Nahdlatul Ulama dan Muhammadiyah memerankan diplomasi damai yang strategis bagi Indonesia, serta diakui di level internasional. Peran kedua organisasi ini dalam menggerakkan perjuangan kemerdekaan pada paruh pertama abad 20, menginspirasi gerakan yang meluas untuk mewujudkan kedaulatan Indonesia. Pada masa kini, peran strategis yang dimainkan Nahdlatul Ulama dan Muhammadiyah menjadi inspirasi gerakan perdamaian global untuk mendorong lahirnya politik berbasis kemanusiaan.
Pada awal Februari 2024 lalu, Nahdlatul Ulama dan Muhammadiyah mendapatkan anugerah Zayed Award for Human Fraternity di Abu Dhabi, Uni Emirat Arab. Ketua Umum Pengurus Besar Nahdlatul Ulama KH. Yahya Cholil Staquf dan Ketua Umum PP Muhammadiyah KH. Haedar Nashir hadir secara langsung untuk menerima penghargaam tersebut. Zayed Award dianggap sebagai nobel perdamaian Asia, yang menjadi penghargaan bergengsi untuk perjuangan kemanusiaan global.
Selain NU dan Muhammadiyah, Professor Sir Magdi Yacoub (ahli bedah jantung dari Mesir), dan Sister Nelly Leon Correa juga menerima penghargaan ini. Zayed Award merupakan penghargaan penting, yang merupakan kelanjutan dari penandatangan dokumen persaudaraan manusia untuk perdamaian dunia, pada 4 Februari 2019 lalu. Dokumen bersejarah ini ditanda tangani oleh Grand Syaikh al-Azhar Ahmed al-Tayeb dan pemimpin Gereja Katolik Paus Fransiskus.
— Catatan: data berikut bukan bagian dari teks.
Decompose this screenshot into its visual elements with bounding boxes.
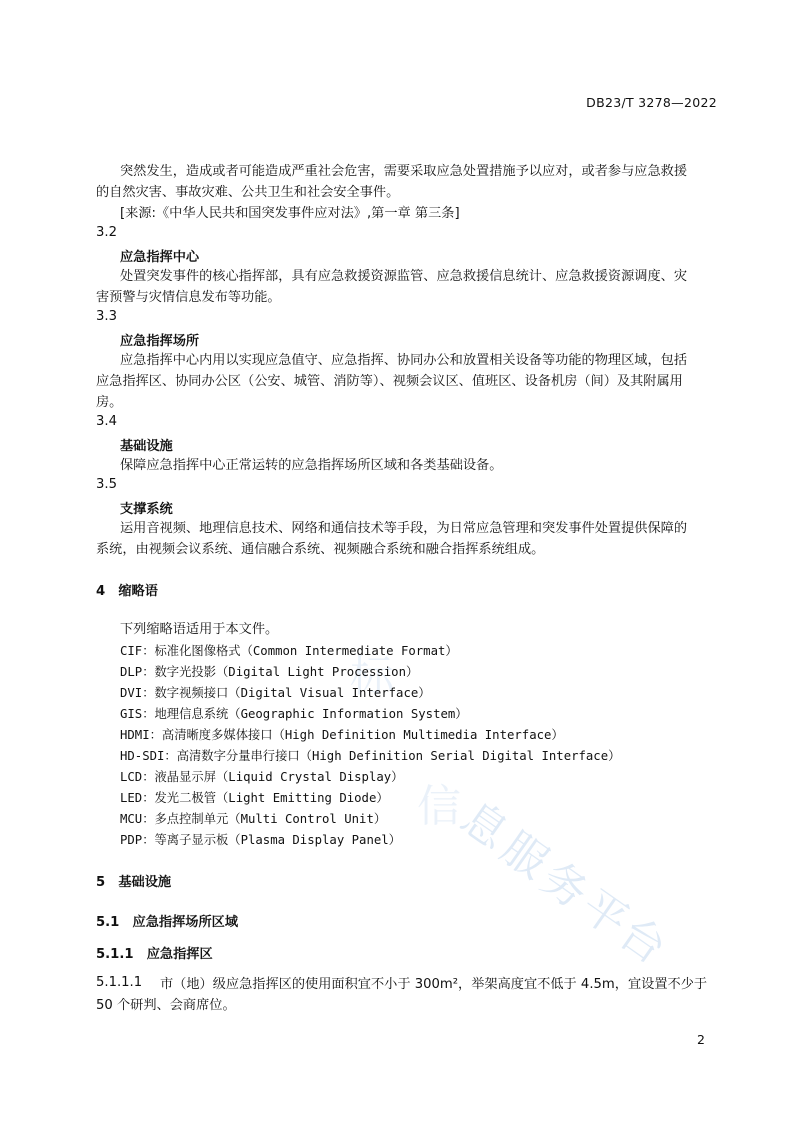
abbreviation-item: DVI：数字视频接口（Digital Visual Interface） [120,686,431,700]
definition-line: 处置突发事件的核心指挥部，具有应急救援资源监管、应急救援信息统计、应急救援资源调度、灾 [120,269,688,284]
definition-line: 保障应急指挥中心正常运转的应急指挥场所区域和各类基础设备。 [120,458,503,473]
paragraph-line: 突然发生，造成或者可能造成严重社会危害，需要采取应急处置措施予以应对，或者参与应急救援 [120,164,688,179]
term-number: 3.5 [96,477,117,492]
term-title: 支撑系统 [120,502,173,517]
abbreviation-item: LED：发光二极管（Light Emitting Diode） [120,791,389,805]
watermark-char: 标 [350,651,394,702]
definition-line: 系统，由视频会议系统、通信融合系统、视频融合系统和融合指挥系统组成。 [96,542,545,557]
watermark-char: 息 [451,792,518,860]
doc-code: DB23/T 3278—2022 [586,95,717,110]
clause-number: 5.1.1.1 [96,975,143,990]
source-note: [来源:《中华人民共和国突发事件应对法》,第一章 第三条] [120,206,460,221]
paragraph-line: 的自然灾害、事故灾难、公共卫生和社会安全事件。 [96,185,400,200]
abbreviation-item: DLP：数字光投影（Digital Light Procession） [120,665,419,679]
definition-line: 房。 [96,395,123,410]
watermark-char: 台 [609,907,676,975]
definition-line: 应急指挥中心内用以实现应急值守、应急指挥、协同办公和放置相关设备等功能的物理区域，包括 [120,353,688,368]
watermark-char: 平 [571,880,638,948]
abbreviation-item: PDP：等离子显示板（Plasma Display Panel） [120,833,401,847]
abbreviation-item: CIF：标准化图像格式（Common Intermediate Format） [120,644,458,658]
page-number: 2 [697,1032,705,1047]
section-heading: 5 基础设施 [96,875,172,890]
abbreviation-item: HDMI：高清晰度多媒体接口（High Definition Multimedia Interface） [120,728,564,742]
abbreviation-item: HD-SDI：高清数字分量串行接口（High Definition Serial Digital Interface） [120,749,621,763]
watermark-char: 服 [491,822,558,890]
abbreviation-item: MCU：多点控制单元（Multi Control Unit） [120,812,387,826]
term-number: 3.4 [96,414,117,429]
clause-line: 市（地）级应急指挥区的使用面积宜不小于 300m²，举架高度宜不低于 4.5m，宜设置不少于 [160,977,708,992]
definition-line: 害预警与灾情信息发布等功能。 [96,290,281,305]
subsection-heading: 5.1 应急指挥场所区域 [96,915,239,930]
subsection-heading: 5.1.1 应急指挥区 [96,947,213,962]
section-heading: 4 缩略语 [96,584,158,599]
watermark-char: 信 [417,781,461,832]
abbreviation-item: GIS：地理信息系统（Geographic Information System） [120,707,468,721]
term-title: 应急指挥场所 [120,334,200,349]
term-title: 基础设施 [120,439,173,454]
term-title: 应急指挥中心 [120,250,200,265]
term-number: 3.2 [96,225,117,240]
clause-line: 50 个研判、会商席位。 [96,998,236,1013]
abbreviation-item: LCD：液晶显示屏（Liquid Crystal Display） [120,770,404,784]
definition-line: 应急指挥区、协同办公区（公安、城管、消防等）、视频会议区、值班区、设备机房（间）及其附属用 [96,374,683,389]
watermark-char: 务 [531,852,598,920]
section-intro: 下列缩略语适用于本文件。 [120,622,279,637]
definition-line: 运用音视频、地理信息技术、网络和通信技术等手段，为日常应急管理和突发事件处置提供保障的 [120,521,688,536]
term-number: 3.3 [96,309,117,324]
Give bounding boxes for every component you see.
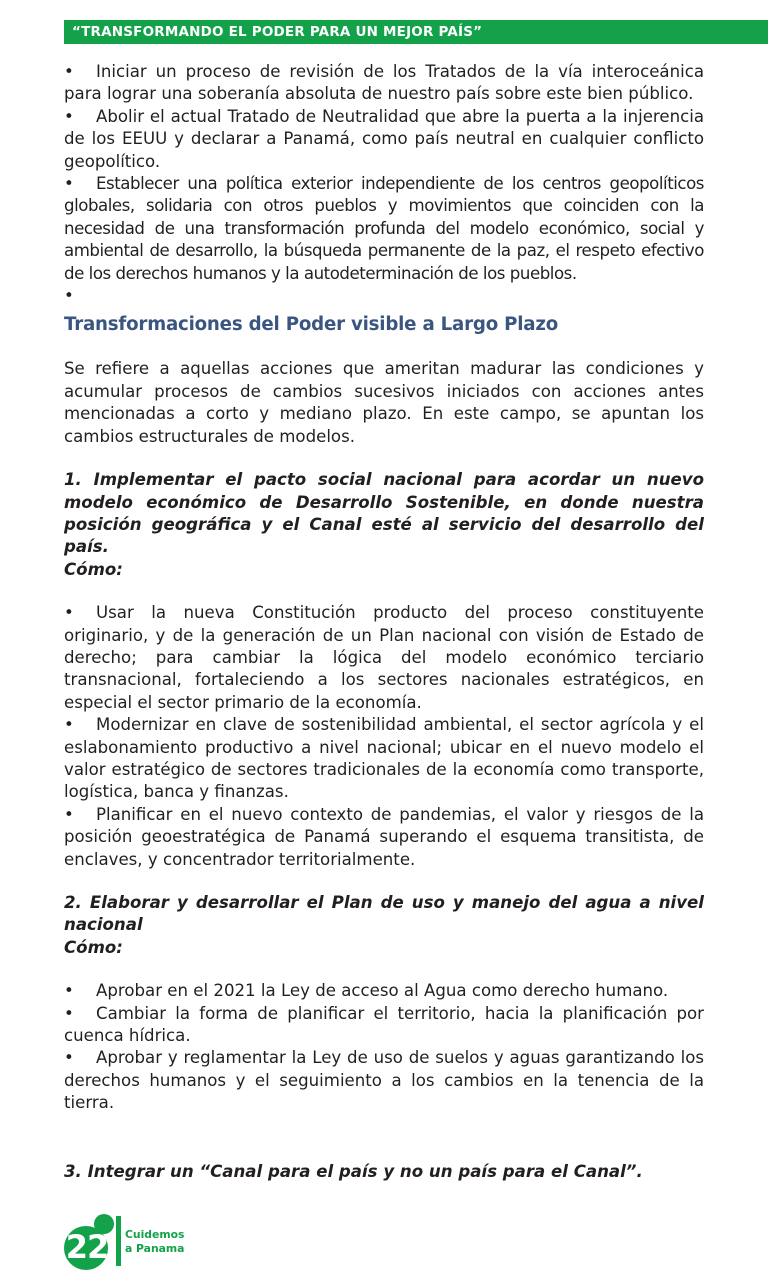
empty-bullet	[64, 285, 704, 307]
header-bar	[64, 20, 768, 44]
bullet-icon: •	[64, 804, 74, 824]
bullet-icon: •	[64, 981, 74, 1001]
footer-divider	[116, 1216, 121, 1266]
header-title: “TRANSFORMANDO EL PODER PARA UN MEJOR PAÍS”	[72, 24, 483, 40]
item-3-title: 3. Integrar un “Canal para el país y no un país para el Canal”.	[64, 1161, 643, 1181]
item-2-bullet: • Aprobar y reglamentar la Ley de uso de suelos y aguas garantizando los derechos humanos y el seguimiento a los cambios en la tenencia de la tierra.	[64, 1048, 704, 1113]
intro-bullet: • Iniciar un proceso de revisión de los Tratados de la vía interoceánica para lograr una soberanía absoluta de nuestro país sobre este bien público.	[64, 62, 704, 104]
intro-bullet: • Abolir el actual Tratado de Neutralidad que abre la puerta a la injerencia de los EEUU y declarar a Panamá, como país neutral en cualquier conflicto geopolítico.	[64, 106, 704, 171]
bullet-icon: •	[64, 174, 74, 194]
bullet-icon: •	[64, 1003, 74, 1023]
page-content	[64, 61, 704, 1183]
item-1-bullet: • Planificar en el nuevo contexto de pandemias, el valor y riesgos de la posición geoestratégica de Panamá superando el esquema transitista, de enclaves, y concentrador territorialmente.	[64, 804, 704, 869]
section-heading: Transformaciones del Poder visible a Largo Plazo	[64, 314, 559, 336]
page-number: 22	[65, 1228, 109, 1266]
item-1-bullet: • Usar la nueva Constitución producto del proceso constituyente originario, y de la generación de un Plan nacional con visión de Estado de derecho; para cambiar la lógica del modelo económico terciario transnacional, fortaleciendo a los sectores nacionales estratégicos, en especial el sector primario de la economía.	[64, 603, 704, 712]
bullet-icon: •	[64, 603, 74, 623]
bullet-icon: •	[64, 1048, 74, 1068]
item-2-title: 2. Elaborar y desarrollar el Plan de uso y manejo del agua a nivel nacional	[64, 893, 704, 935]
bullet-icon: •	[64, 286, 74, 306]
item-2-bullet: • Aprobar en el 2021 la Ley de acceso al Agua como derecho humano.	[64, 980, 704, 1002]
item-1-bullet: • Modernizar en clave de sostenibilidad ambiental, el sector agrícola y el eslabonamiento productivo a nivel nacional; ubicar en el nuevo modelo el valor estratégico de sectores tradicionales de la economía como transporte, logística, banca y finanzas.	[64, 715, 704, 802]
item-2-bullet: • Cambiar la forma de planificar el territorio, hacia la planificación por cuenca hídrica.	[64, 1003, 704, 1046]
item-1-title: 1. Implementar el pacto social nacional para acordar un nuevo modelo económico de Desarrollo Sostenible, en donde nuestra posición geográfica y el Canal esté al servicio del desarrollo del país.	[64, 470, 704, 557]
bullet-icon: •	[64, 106, 74, 126]
bullet-icon: •	[64, 62, 74, 81]
section-intro: Se refiere a aquellas acciones que ameritan madurar las condiciones y acumular procesos de cambios sucesivos iniciados con acciones antes mencionadas a corto y mediano plazo. En este campo, se apuntan los cambios estructurales de modelos.	[64, 359, 704, 446]
item-1-como: Cómo:	[64, 559, 123, 579]
brand-logo-text: Cuidemos a Panama	[125, 1228, 185, 1255]
intro-bullet: • Establecer una política exterior independiente de los centros geopolíticos globales, solidaria con otros pueblos y movimientos que coinciden con la necesidad de una transformación profunda del modelo económico, social y ambiental de desarrollo, la búsqueda permanente de la paz, el respeto efectivo de los derechos humanos y la autodeterminación de los pueblos.	[64, 174, 704, 283]
item-2-como: Cómo:	[64, 937, 123, 957]
bullet-icon: •	[64, 715, 74, 735]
Pada tahun ini, Zayed Award melalui proses penilain dari beberapa dewan juri. Di antaranya: Kardinal Leonardo Sandri (Prefect Emeritus of the Holy See Dicastery for Oriental Churces), Rebecca Grynspan Mayufis (Secretary General of the United Nation Conference on Trade and Development/UNTAC), Irina Bokova (former Secretary General of UNESCO), Rabbi Abraham Cooper (Chair of the US Commission on International Religious Freedom), dan Mohamed Abdelsalam (Secretary General of Zayed Award for Human Fraternity and Secretary General of the Muslim Council of Elders).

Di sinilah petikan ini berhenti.